Besonders stark zogen die Mieten in den sieben größten deutschen Städten an, darunter Berlin, Hamburg und München. Im Schnitt wuchsen sie dort demnach um 6,4 Prozent auf knapp zwölf Euro je Quadratmeter kalt. Untersucht wurden je 80 Quadratmeter große Wohnungen im Baualter von 30 Jahren bei mittlerer Lage und üblicher Ausstattung, die auf dem Online-Portal Immobilienscout24 angeboten wurden.

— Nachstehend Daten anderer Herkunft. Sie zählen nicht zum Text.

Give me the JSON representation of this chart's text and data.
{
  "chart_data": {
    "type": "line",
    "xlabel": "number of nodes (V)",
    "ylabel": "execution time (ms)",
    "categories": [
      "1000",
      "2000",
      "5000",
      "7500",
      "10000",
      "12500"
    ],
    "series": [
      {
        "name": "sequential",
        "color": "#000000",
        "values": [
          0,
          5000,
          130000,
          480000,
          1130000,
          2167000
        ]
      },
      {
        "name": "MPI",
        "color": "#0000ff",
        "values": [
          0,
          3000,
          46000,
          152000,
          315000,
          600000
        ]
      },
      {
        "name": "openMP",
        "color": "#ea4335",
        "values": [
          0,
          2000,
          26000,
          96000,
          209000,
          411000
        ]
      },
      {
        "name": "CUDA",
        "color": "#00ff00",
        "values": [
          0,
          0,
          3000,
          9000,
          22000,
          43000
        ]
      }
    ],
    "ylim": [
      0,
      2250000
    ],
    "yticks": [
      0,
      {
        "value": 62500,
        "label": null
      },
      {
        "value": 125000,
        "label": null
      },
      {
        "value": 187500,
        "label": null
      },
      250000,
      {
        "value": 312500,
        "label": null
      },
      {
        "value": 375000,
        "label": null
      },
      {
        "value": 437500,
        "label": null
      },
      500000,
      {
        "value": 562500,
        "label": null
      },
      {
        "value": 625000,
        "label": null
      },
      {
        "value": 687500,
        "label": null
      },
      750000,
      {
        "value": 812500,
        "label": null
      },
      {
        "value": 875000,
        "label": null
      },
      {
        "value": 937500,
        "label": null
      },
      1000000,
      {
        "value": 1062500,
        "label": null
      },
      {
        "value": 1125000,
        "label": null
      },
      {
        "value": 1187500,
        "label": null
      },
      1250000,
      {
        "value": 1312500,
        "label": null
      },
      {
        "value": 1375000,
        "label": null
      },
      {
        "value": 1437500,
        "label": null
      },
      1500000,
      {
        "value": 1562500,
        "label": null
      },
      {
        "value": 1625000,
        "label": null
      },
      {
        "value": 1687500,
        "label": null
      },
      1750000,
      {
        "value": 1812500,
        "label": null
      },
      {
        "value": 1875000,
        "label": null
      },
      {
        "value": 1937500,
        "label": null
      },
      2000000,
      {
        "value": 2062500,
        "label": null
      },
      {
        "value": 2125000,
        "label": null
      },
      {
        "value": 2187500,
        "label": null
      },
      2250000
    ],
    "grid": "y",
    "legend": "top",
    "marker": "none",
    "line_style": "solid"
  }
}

Schon 2017 und im ersten Halbjahr 2018 waren die Mieten deutschlandweit bei Neuvermietungen stärker gestiegen als die Inflation, wie Daten des Bundesinnenministeriums gezeigt hatten. Bei bestehenden Mietverträgen, die dem Immobilienmarkt nachlaufen, waren die Zuwächse dagegen geringer: 2017 kletterten die Bestandsmieten um 1,6 Prozent gemessen am Vorjahr, so der Immobilienverband GdW.

Das Ausmaß der Mietanstiege verwundert

Stetig steigende Mieten seien zumindest in den Städten an sich nicht ungewöhnlich, meint Michael Voigtländer, Immobilienexperte am Institut der deutschen Wirtschaft (IW). Denn dort würden die meisten Jobs für Hochqualifizierte entstehen und die Einkommen tendenziell wachsen. Das Ausmaß der Mietanstiege sei das Außerordentliche.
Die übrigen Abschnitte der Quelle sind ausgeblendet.